At the market in Astoria, a young man named Mikey told us that he had seen Mamdani’s TikTok about making bus fare free. He asked Mamdani, “What do you tell people who say your ideas are a little…” Mikey made an expansive gesture. “Well, I don’t want to say ‘unrealistic,’ but…” 

Mamdani is used to defending the feasibility of his economic proposals. One city calculation put the cost of eliminating bus fare at $652 million annually. He has said that providing universal childcare up to age five would likely cost at least $5 billion annually. When talking to Mikey, Mamdani brought up the sheer size of the city’s budget—$112.4 billion this year—and argued that funding is more a reflection of political willpower than actual fiscal constraints. After all, he often points out, the NYPD spent nearly $1.1 billion on overtime last year. 

But a significant portion of the city budget is dependent on the governor and state legislature. (There’s a reason that mayors lobby state lawmakers for funding on “Tin Cup Day.”) Mamdani has proposed paying for some of the programs through raising the state’s corporate tax rate—which would certainly be met with considerable resistance in Albany—and removing property tax exemptions for institutions like Columbia and New York University.

Though all the Democratic primary candidates have made affordability a core issue, Mamdani is hoping that the straightforward nature of his economic proposals will help him break through. “Voters pay attention to a TV ad or a mailer for 10 seconds—if you’re lucky,” Trip Yang, a New York City Democratic political consultant, said. “You need to get your message out there immediately.”

Mamdani has also argued that his economic policies are resonating with outer-borough voters who drifted away from Democrats, some toward Trump. In a video filmed after November’s election, Mamdani went to those parts of Queens and the Bronx with the biggest shifts and asked people why they voted for Trump or didn’t vote at all. Many pointed to rising costs and described their frustration with the Democratic party. One man said he didn’t vote “because I don’t believe in the system anymore.” 

Mamdani isn’t the only one who thinks that this opens an opportunity for a candidate outside of the establishment, especially one with bold ideas. “The details of policies are not what moves most people,” Ana María Archila, co-chair of the New York Working Families Party, told me. “What moves people is a sense of direction and the perception that someone will actually fight for them.” 

A few weeks ago, I spent an afternoon talking to New Yorkers around downtown Brooklyn.
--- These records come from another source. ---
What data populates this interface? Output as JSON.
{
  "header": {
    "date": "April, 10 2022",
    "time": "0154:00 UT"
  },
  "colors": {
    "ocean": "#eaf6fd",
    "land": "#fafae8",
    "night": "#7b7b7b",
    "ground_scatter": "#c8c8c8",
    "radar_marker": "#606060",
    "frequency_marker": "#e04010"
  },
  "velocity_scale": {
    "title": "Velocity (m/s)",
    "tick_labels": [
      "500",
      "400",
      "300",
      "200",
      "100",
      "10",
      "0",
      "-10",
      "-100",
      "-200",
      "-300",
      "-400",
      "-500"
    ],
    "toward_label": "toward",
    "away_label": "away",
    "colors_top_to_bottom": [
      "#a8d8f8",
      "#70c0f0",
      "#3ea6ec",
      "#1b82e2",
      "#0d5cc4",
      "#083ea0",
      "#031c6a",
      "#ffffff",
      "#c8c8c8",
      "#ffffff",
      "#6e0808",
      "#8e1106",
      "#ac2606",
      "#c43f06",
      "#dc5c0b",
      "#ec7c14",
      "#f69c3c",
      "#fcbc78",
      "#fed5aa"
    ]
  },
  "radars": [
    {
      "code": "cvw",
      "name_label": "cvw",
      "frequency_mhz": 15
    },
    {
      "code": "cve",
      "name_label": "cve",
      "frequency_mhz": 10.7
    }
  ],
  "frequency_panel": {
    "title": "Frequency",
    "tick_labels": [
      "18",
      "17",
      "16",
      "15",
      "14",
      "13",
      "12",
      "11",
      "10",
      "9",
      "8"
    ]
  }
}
Few could name any mayoral candidates besides Cuomo and Adams. When I described Mamdani’s platform, I was sometimes met with a deep skepticism bred from too many unfulfilled campaign promises. I spoke to Virginia McRae, a retiree in her late seventies, after a Sunday service at her Baptist church in Brooklyn’s Clinton Hill neighborhood. She told me that even though affordability and accessibility were priorities for her, “it doesn’t feel like anyone can address these problems.” 

Mamdani is beginning to reach some voters, though. Taahira, a consultant in her early forties, said that Mamdani had vaguely stood out during a local arts organization’s candidate forum. He seemed to care about everyday people and operate beyond the sway of “corporate dollars,” she told me. Taahira was cautiously optimistic that recent events—including the Trump administration’s crackdown on student protesters—have forced New Yorkers to “acknowledge that there must be a shift” in the political ecosystem. But could Mamdani really become the next mayor? She shrugged. “Time will tell.”